As told to Nama Winston by Woollongong mum, Camilla.
I want to share my story of having hyperemesis gravidarum (HG) – severe vomiting and nausea – with all three of my pregnancies, to support anyone who is suffering with it, or has had it and wasn’t taken seriously.
I was so unwell with my second pregnancy that I developed perinatal depression and, in my darkest hours, even considered suicide and an abortion… anything to make it stop.
So I know that HG and its symptoms are very real. But it’s not a well-understood or accepted condition, and HG sufferers have to put up with well-meaning but useless advice like ‘eat a cracker’ or ‘drink some ginger beer’.

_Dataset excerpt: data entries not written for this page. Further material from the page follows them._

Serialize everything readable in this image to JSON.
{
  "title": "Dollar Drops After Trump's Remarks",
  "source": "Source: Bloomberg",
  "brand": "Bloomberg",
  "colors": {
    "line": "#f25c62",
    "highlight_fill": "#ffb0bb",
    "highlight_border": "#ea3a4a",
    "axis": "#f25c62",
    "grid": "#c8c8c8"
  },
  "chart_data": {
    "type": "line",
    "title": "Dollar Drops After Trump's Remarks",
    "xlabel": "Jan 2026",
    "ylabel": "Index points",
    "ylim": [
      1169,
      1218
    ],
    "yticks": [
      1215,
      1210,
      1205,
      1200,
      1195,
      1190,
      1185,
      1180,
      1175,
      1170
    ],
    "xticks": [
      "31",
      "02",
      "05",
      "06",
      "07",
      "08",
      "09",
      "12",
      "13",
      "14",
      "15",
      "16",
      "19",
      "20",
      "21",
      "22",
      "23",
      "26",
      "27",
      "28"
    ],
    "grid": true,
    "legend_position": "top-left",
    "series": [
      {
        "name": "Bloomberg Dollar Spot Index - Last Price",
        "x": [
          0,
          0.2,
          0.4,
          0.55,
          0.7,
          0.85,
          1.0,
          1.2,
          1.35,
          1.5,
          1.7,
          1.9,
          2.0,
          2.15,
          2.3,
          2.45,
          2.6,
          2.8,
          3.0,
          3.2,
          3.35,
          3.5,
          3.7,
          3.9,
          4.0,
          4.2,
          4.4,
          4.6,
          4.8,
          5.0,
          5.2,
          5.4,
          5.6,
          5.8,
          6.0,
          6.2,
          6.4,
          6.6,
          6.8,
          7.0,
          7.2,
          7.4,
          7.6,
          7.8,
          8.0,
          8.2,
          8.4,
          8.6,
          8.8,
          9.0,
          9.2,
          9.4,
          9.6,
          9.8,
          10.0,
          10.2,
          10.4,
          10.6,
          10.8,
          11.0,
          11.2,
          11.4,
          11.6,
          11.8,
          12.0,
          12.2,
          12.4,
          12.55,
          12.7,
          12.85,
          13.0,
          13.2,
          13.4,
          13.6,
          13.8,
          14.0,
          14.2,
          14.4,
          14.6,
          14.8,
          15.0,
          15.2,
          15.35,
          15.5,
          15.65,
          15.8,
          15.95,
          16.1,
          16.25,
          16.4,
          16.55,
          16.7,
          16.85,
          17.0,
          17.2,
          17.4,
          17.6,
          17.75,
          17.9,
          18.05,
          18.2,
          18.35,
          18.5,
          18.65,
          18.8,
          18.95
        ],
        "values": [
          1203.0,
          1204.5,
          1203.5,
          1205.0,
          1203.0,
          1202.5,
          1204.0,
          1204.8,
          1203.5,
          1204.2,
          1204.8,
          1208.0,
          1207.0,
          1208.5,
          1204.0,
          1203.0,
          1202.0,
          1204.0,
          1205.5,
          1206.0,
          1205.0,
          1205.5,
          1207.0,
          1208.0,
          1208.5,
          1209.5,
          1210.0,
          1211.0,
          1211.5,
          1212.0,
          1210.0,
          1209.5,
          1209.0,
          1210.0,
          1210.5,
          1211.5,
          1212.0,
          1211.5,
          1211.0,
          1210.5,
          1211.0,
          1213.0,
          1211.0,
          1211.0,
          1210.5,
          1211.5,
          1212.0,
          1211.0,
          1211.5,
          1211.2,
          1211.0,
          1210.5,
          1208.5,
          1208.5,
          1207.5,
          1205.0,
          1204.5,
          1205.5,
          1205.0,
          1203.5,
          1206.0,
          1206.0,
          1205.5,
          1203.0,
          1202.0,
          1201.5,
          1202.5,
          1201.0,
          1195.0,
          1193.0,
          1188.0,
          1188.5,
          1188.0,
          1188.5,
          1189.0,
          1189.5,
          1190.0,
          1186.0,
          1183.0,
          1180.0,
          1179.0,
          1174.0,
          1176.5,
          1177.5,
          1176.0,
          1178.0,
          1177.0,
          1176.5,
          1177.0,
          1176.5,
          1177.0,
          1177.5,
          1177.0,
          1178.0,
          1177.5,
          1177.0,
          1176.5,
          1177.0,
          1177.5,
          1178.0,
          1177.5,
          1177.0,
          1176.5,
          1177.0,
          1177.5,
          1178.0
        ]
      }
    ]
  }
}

Questions about childbirth answered by mums and non-mums:
I am now a mum to three beautiful daughters; Ella, three, Evie, five, and Chloe, seven. I’m married to Nick, a coal mine deputy, who worked Monday to Friday, midday until 1am, during my pregnancies. He now works weekends.
My first pregnancy
I was 27 years old when we first fell pregnant with Chloe. By seven weeks I was a mess, and had lost eight kilos.
My doctor immediately diagnosed me with HG, which was awesome (so many women aren’t quickly diagnosed). But there still wasn’t a great deal of treatment options widely available at that time.
I was prescribed Zofran (an anti-emetic), and was told to eat whatever I felt like, whenever I felt like it. This advice is always the first thing I tell other newly pregnant women; we are so smothered in the concepts of ‘eating well for baby’ that sometimes we forget that any eating is better than none.
I lived off schnitzel sandwiches at work, and I ate handfuls of Zofran like smarties.
I think I spent about $15,000 on medications that pregnancy because Zofran wasn’t covered for HG at that stage.
The idea that kept me going through this first pregnancy was ‘it will get better at 12 weeks’. Then 12 weeks came and went, and I just kept on hoping that tomorrow would be better. Somewhere closer to 30 weeks, I realised I was starting to come alive again.